For IT and operations teams, a new incident command centre powered by the teamwork graph automatically investigates incidents, pulls recent code changes from GitHub, looks at log files, identifies service dependencies, and validates root causes. It can even publish status updates and create a post-incident review with follow-up tasks once resolved. Research suggests teams adopting this can save over 55 minutes per incident.

Surfacing context everywhere

The context is not locked inside the Atlassian platform. It is being surfaced everywhere work happens through two major announcements.

First, the teamwork graph is coming to the Atlassian MCP server, allowing any AI app or tool to tap into your organisational history. In a demo, a designer new to a team used Rovo within Figma to design a custom analytics dashboard, simply providing the Jira work item. The AI pulled context from multiple related work items, Confluence specifications, and Google documents to make the first version of the prototype far better.

Second, the teamwork graph CLI provides over 380 tools and commands for agent harnesses. When an architect was assigned a vague Jira issue about session management with no links or context, the CLI allowed an AI agent to research the issue. It found related Jira items, previous pull requests, GitHub branches, designs, and the relevant people and teams, then visualised it all as a clickable graph. Internal testing has shown that connecting the teamwork graph CLI to any agent results in up to a 44% improvement in answer quality and a 48% reduction in tokens used.

Introducing the Dia browser

The final piece of the puzzle is Dia, a browser built for people who work in their tabs. It features a vertical sidebar for managing many tabs, special app integrations, and the "morning brief". This feature proactively presents a personalised memo each day, pulling to-dos from your apps, tabs, and the teamwork graph, and even highlighting anything that changed overnight so you start your day calm and focused.
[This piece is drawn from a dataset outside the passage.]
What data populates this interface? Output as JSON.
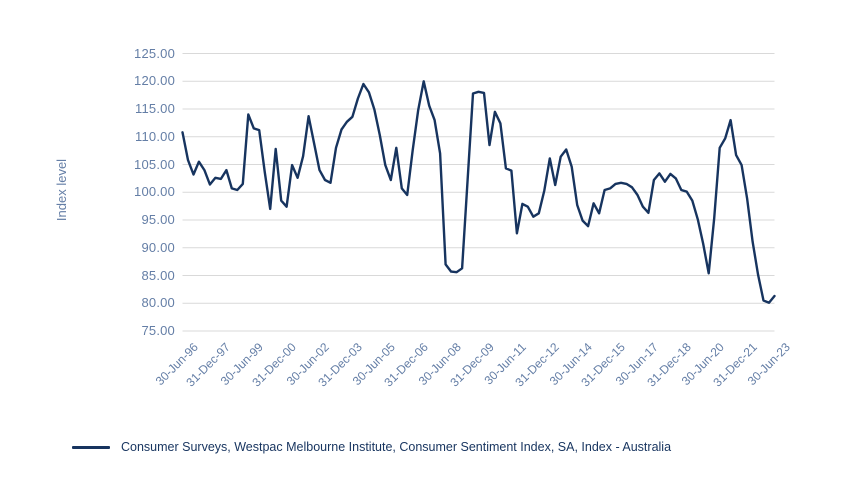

Dia can also generate personalised web pages on the fly. In one example, a user asked it to create an interactive itinerary that balanced conference obligations with a trip to Disneyland. The browser read the tab group, checked calendars, searched Slack, queried the teamwork graph, and even searched the web to determine that Space Mountain is better at night, then built a fully interactive web page.

For enterprises, Dia now includes SSO, SOC 2 Type 2, MDM support, and prompt injection technology, with enterprise guard integration coming soon.

Trust and governance

Trust and security run through everything. Data protection ensures that if someone is not allowed to see it, the AI will not share it. Atlassian Guard will block sensitive content before it ever reaches a model. For autonomous agents, new agent accounts provide dedicated identities with explicitly scoped permissions, ensuring every action stays within your guard rails. Finally, audit logs now exist for every AI action and skill invocation to prove return on investment.

The invisible made visible

Atlassian has launched teamworkgraph.com as the front door for all things related to the graph. You can download the CLI, plug in the MCP server, and find connectors to grow your graph. More importantly, you can sign in to experience your own organisation's graph, seeing how rich it already is with the work, apps, and relationships that power every demo shown on stage. It is an attempt to make the invisible visible, allowing you to see the very thing that will determine what kind of company you become.